In 1529, Luther, Zwingli and Bucer met with others of the Reformation at Marburg in an effort to resolve their theological differences. They reached agreement on most points, but Luther refused to compromise his position on Christ’s presence in the bread and wine. At the close of their discussions, he concluded that “it is obvious that we do not have one and the same spirit,” and no agreement was made.
Bucer was opposed to the worship of images, but he tolerated it as long as the people did not venerate them. He agreed with an action of the Strasbourg city council in 1530 to remove images from the city’s churches, provided the people were also properly instructed to abandon their devotion to them.

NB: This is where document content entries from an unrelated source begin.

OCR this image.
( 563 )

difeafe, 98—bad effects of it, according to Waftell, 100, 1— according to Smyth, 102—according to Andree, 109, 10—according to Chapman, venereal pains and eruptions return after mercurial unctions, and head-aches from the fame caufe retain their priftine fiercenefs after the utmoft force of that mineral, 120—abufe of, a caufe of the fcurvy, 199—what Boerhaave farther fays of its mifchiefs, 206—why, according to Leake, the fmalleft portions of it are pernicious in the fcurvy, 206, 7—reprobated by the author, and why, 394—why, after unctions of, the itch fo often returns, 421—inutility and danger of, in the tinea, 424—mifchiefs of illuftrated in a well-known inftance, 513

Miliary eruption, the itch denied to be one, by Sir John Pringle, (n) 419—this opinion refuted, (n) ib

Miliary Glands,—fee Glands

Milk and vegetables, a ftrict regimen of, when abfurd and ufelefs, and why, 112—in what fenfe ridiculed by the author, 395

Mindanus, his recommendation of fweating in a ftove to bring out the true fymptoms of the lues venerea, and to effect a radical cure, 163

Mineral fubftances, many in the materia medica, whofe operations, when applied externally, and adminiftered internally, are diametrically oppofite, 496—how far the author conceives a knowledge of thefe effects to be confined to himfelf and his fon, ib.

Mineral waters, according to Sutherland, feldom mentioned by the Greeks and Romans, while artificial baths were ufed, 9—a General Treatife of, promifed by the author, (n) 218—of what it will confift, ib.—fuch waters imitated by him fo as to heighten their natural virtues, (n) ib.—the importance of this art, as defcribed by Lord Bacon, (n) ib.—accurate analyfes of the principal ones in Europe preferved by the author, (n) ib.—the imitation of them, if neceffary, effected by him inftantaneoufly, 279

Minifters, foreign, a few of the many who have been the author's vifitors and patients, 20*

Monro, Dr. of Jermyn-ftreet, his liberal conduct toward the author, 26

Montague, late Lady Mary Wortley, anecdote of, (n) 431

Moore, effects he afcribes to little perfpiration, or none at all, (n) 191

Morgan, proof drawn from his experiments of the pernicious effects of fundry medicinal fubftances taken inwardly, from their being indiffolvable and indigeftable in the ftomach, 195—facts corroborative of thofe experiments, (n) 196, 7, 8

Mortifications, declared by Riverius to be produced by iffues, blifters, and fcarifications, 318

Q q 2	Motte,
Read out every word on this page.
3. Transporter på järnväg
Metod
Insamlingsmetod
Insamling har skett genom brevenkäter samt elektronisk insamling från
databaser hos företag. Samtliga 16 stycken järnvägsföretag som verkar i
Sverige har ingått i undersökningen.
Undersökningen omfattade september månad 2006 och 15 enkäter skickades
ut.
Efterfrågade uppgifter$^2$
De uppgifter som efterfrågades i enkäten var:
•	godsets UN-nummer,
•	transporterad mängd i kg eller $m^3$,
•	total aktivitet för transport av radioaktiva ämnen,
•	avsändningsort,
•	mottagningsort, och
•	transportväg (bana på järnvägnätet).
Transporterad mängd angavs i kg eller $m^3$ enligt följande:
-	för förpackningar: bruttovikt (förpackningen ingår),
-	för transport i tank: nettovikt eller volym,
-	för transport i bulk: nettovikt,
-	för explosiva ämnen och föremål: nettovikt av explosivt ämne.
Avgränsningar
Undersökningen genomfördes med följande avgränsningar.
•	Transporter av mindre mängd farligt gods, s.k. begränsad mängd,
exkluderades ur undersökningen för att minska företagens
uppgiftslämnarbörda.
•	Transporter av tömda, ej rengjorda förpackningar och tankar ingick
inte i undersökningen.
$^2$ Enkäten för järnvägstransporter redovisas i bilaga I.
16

Bucer was also anxious to bring moral discipline to the church in Strasbourg, so he had wardens chosen from among the laity to supervise doctrine and practice in each church. One of his main motivations for doing so was the fact that Strasbourg had become a haven for people who accepted the Reformation and among those who sought refuge in the city were radical Reformers who opposed not only the church but government and social order as well. Bucer vigorously opposed these ideas, insisting that the city council assume control over all Christian worship.
Bucer is considered one of the great leaders of the Reformation in Germany. Following Zwingli’s death in 1531, Bucer was regarded as the foremost Reformation leader in southern Germany and Switzerland. John Calvin used many of his ideas.
Unfortunately, despite his success or perhaps because of it, Bucer’s position in Strasbourg came under threat. Both Philipp Melanchthon in Wittenberg and John Calvin in Geneva invited him to join them. However, he had corresponded for a number of years with Thomas Cranmer, the archbishop of Canterbury, and when Cranmer offered him a position in England, he accepted. There he assisted with the second revision of the Anglican Book of Common Prayer and wrote On the Kingdom of Christ in which he urged King Edward VI to make England a completely Protestant country.
Bucer eventually became a professor of theology at Cambridge University, where he died in 1551. He was buried in the Church of St Mary the Great, but his body was not to rest in peace. When the staunch Catholic queen Mary ascended to the British throne, she ordered his body exhumed and publicly burned along with his books.
However, the final chapter of Bucer’s life was written after his death by the Protestant queen Elizabeth I, who succeeded Queen Mary. She had his name rehabilitated in 1560, ending the story of this lesser known but nevertheless influential and courageous Reformer.